The latest continental arrival is I Know Who You Are, a Spanish thriller set against the background of the legal and judicial system. The first two episodes aired back to back last Saturday (15 July) and so far, though it doesn’t have the relentless dark plotting of The Killing (or, so far, its complex and plausible characters), it is shaping up well – though the usual degree of disbelief suspension will be required of the viewer. I don’t know much about how the Spanish legal system works but it still seems doubtful that a trial would go ahead when quite so many of the prosecution and defence lawyers, to say nothing of the defendant, were or had been sleeping with each other. But then what legal drama doesn’t spice up the courtroom with a little sex across the aisles?
 
I Know Who You Are opened with a well-dressed man staggering down a road with his head bleeding. Taken to hospital, he turned out to be a senior lawyer, Juan Elias, who claimed to be suffering from post-traumatic amnesia.

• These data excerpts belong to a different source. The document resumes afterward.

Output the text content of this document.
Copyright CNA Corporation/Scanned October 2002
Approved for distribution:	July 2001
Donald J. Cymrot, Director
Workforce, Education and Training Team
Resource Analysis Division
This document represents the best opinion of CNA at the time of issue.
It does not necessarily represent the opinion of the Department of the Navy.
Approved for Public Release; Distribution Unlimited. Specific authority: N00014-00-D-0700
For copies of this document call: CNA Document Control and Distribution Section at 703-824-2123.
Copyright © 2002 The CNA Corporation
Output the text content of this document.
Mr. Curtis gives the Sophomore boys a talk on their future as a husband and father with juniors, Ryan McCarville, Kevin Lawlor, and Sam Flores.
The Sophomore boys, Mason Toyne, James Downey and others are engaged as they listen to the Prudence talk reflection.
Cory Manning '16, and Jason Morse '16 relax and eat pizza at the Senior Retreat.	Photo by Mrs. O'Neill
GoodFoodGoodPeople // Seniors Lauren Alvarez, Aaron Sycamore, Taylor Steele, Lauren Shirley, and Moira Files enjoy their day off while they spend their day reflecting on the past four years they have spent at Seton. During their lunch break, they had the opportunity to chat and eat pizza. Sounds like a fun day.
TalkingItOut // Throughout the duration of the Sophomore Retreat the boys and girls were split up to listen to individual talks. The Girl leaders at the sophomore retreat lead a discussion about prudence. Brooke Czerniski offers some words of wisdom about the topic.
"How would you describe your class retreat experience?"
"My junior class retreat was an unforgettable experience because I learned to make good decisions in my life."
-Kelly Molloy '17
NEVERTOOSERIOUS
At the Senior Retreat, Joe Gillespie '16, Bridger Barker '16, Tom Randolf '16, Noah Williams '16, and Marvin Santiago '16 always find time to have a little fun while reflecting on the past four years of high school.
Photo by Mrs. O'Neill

When his terrifyingly hatchet-faced wife (a judge, though so far she doesn’t seem to do much judging) arrived to pick him up, she revealed that their niece Ana was in the car with him, that her blood and phone have been found on the backseat and that she is missing, presumed murdered.
 
The crux of the plot was whether we the viewer (or anyone else in the drama) believe that Elias really has amnesia (a defence he has used to acquit his own clients 13 times in the past) or whether it is a cunning ruse to cover up the fact he has, for reasons so far obscure, murdered his niece. The meaningful talk of a campaign to get Elias elected as vice-chancellor of the university in place of his brother-in-law, Ana’s father, just didn’t cut the mustard with me.
 
The motive couldn’t possibly be so boring could it? It’s got to be about sex. When the office door of the prosecution lawyer is opened by a fellow lawyer clad in black underwear, we could settle back, knowing exactly what to look forward to – and I Know Who You Are delivered the package as ordered.